# Dimensionality reduction

## Dimensionality reduction

### Classical principal component analysis

#### Introduction

Principal component analysis takes a dataset \(X\) with \(m\) variables and returns a principal component matrix \(A\) with size \(m\times k\).

Each new dimension is a linear function of the existing data. \(Z=XA\).

Each dimension in uncorrelated, and ordered, in order of descending explanation of variability.

The problem of principal component analysis is to find these weightings \(A\).

#### Classical PCA

We take the first \(k\) eigenvectors of the covariance matrix, ordered by eigenvalue.

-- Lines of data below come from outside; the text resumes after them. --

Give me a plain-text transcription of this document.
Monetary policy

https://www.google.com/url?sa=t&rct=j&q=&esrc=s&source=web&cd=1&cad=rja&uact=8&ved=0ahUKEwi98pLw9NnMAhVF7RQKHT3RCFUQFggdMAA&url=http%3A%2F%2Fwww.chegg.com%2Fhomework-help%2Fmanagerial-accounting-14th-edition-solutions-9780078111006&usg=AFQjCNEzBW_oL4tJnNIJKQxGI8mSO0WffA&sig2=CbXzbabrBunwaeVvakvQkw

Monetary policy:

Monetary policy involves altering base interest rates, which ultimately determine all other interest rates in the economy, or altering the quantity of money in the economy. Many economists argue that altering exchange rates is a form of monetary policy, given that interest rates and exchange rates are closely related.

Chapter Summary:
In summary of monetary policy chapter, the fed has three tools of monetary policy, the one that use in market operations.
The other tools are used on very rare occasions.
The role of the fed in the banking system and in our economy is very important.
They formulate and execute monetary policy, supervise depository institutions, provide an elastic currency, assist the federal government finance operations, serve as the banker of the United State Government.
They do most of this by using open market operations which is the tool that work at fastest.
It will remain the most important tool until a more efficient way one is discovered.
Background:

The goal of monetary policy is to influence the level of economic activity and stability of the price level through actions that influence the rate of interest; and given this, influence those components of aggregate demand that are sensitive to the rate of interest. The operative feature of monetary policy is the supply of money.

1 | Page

#### Getting the eigenvectors using SVD

We can decompose \(X=U\Sigma A^T\).

We can take the eigenvectors from \(A\).

#### Choosing the number of dimension

We can choose \(k\) such that a certain percentage of the variance is retained.

### Robust principal component analysis

#### Robust PCA

Robust PCA can be used to deal with corrupted data, such as corrupted image data.

Rather than data \(X\) we have \(M=L_0+S_0\) where \(L_0\) is what we want to recover (and is low rank), and \(S_0\) is noise (and sparce).

In video footage, \(L_0\) can correspond to the background, while \(S_0\) corresponds to movement.